Bakın, amaç nasıl yazılmış teklifte: "Madde ile İller Bankasının safi kârının yüzde ellibirinin, nüfus ve altyapı sektörü kıstası olmadan..." yani maddede kıstas var, mevcut maddede "... yerel yönetimlerin kentsel dönüşüm, altyapı ve üstyapı projelerinin finansmanında hibe ve gerektiğinde faiz desteği şeklinde kullanılabilmesi, Banka aktif büyüklüğü ve kredi hacminin artması neticesinde özellikle kentsel dönüşüm projelerine hız kazandırılması ve Bankanın gelir temin etmesi amacıyla yurtiçi ve yurtdışında doğrudan veya ortaklıklar aracılığıyla projeler..." Yani değerli arkadaşlarım, kaynaklarının kanunun amacının dışına, tabii, yine kanunla çıkarılmasının ötesinde, İller Bankası batmış olan inşaat sektörünün içine de aktif bir şekilde çekiliyor. Oysa daha evvel bu avans verilirken dönemin Şehircilik Bakanı -şimdi Ankara Büyükşehir Belediye Başkan adayı oldu Adalet ve Kalkınma Partisinden- demişti ki: "Yani biz müteahhit değiliz tabii, sahada işimiz yok." filan gibi söylemişti. Ama İller Bankası projelere ortak edilerek bu belediyelerin batık durumları... Değerli arkadaşlarım, sadece batık durum değil belediyelerde yani biliyorsunuz. çok fazla üzerinde durulmadı çünkü kesin hesapları görüşmüyoruz bütçe görüşmelerinde. Sayıştay raporlarıyla belediyelerde bu batışın sebeplerinin en önemlisi de ayyuka çıkan belediyedeki yolsuzluklar, soygunlar, bunlar artık Sayıştay raporlarında saklanamamıştı, bunu hep beraber görmüştük.

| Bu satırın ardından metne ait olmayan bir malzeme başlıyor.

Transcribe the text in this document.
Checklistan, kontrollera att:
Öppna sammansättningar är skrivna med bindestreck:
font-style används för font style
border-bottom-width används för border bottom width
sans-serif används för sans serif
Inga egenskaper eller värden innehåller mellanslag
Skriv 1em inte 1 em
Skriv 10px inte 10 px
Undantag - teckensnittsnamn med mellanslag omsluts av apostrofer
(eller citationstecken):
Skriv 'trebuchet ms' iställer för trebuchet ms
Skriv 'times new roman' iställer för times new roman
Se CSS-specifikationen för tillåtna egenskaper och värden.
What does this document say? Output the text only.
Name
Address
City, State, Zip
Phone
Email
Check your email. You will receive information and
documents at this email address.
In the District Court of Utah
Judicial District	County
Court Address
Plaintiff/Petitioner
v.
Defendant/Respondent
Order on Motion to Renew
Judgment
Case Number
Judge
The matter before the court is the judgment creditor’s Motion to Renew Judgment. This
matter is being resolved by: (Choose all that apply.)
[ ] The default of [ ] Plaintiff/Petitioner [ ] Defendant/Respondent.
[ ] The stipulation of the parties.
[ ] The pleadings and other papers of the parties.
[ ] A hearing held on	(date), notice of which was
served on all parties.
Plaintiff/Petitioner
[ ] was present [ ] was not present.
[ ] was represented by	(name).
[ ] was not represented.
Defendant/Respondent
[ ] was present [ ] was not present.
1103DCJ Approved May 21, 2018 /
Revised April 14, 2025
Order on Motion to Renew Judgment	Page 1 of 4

Bakın, değerli arkadaşlarım, şimdi şu işe bir bakın: "6107 sayılı iller Bankası Anonim Şirketi Hakkında Kanunun 13 üncü maddesinin üçüncü ve yedinci fıkraları aşağıdaki şekilde değiştirilmiştir." Okundu, bir daha şey yapmıyorum ben. Bu iki fıkranın mevcut hâline bir bakalım, dikkat edin şu: "Banka, Genel Kurul tarafından onanan bilançoya göre ortaya çıkan safi kârın yüzde ellibirini; il özel idareleri tarafından yerine getirilen..." dikkat edelim "... köylerin teknik ve sosyal altyapı hizmetlerinin finansmanı; nüfusu 200.000'in altında olan belediyelerin harita, imar planı, içme suyu, atık su, katı atık, kent bilgi sistemi ve benzeri kentsel altyapı projelerinin finansmanı ile nüfusu 25.000'in altında olan belediyelerin anılan projelerinin ayrıca yapımının finansmanında hibe olarak kullanır. Bu fıkranın uygulanmasına ilişkin usul ve esaslar Yönetim Kurulunca çıkarılacak yönetmelikle düzenlenir. Banka kendi kaynakları dışında finansman temin edilmek ve 5411 sayılı Kanun'a aykırı olmamak kaydıyla çalışma alanı kapsamında yurt dışında projelendirme ve danışmanlık hizmetleri verebilir. Projelerin uygulanması için temin edilen finansmanın kullanılmasına aracılık edebilir."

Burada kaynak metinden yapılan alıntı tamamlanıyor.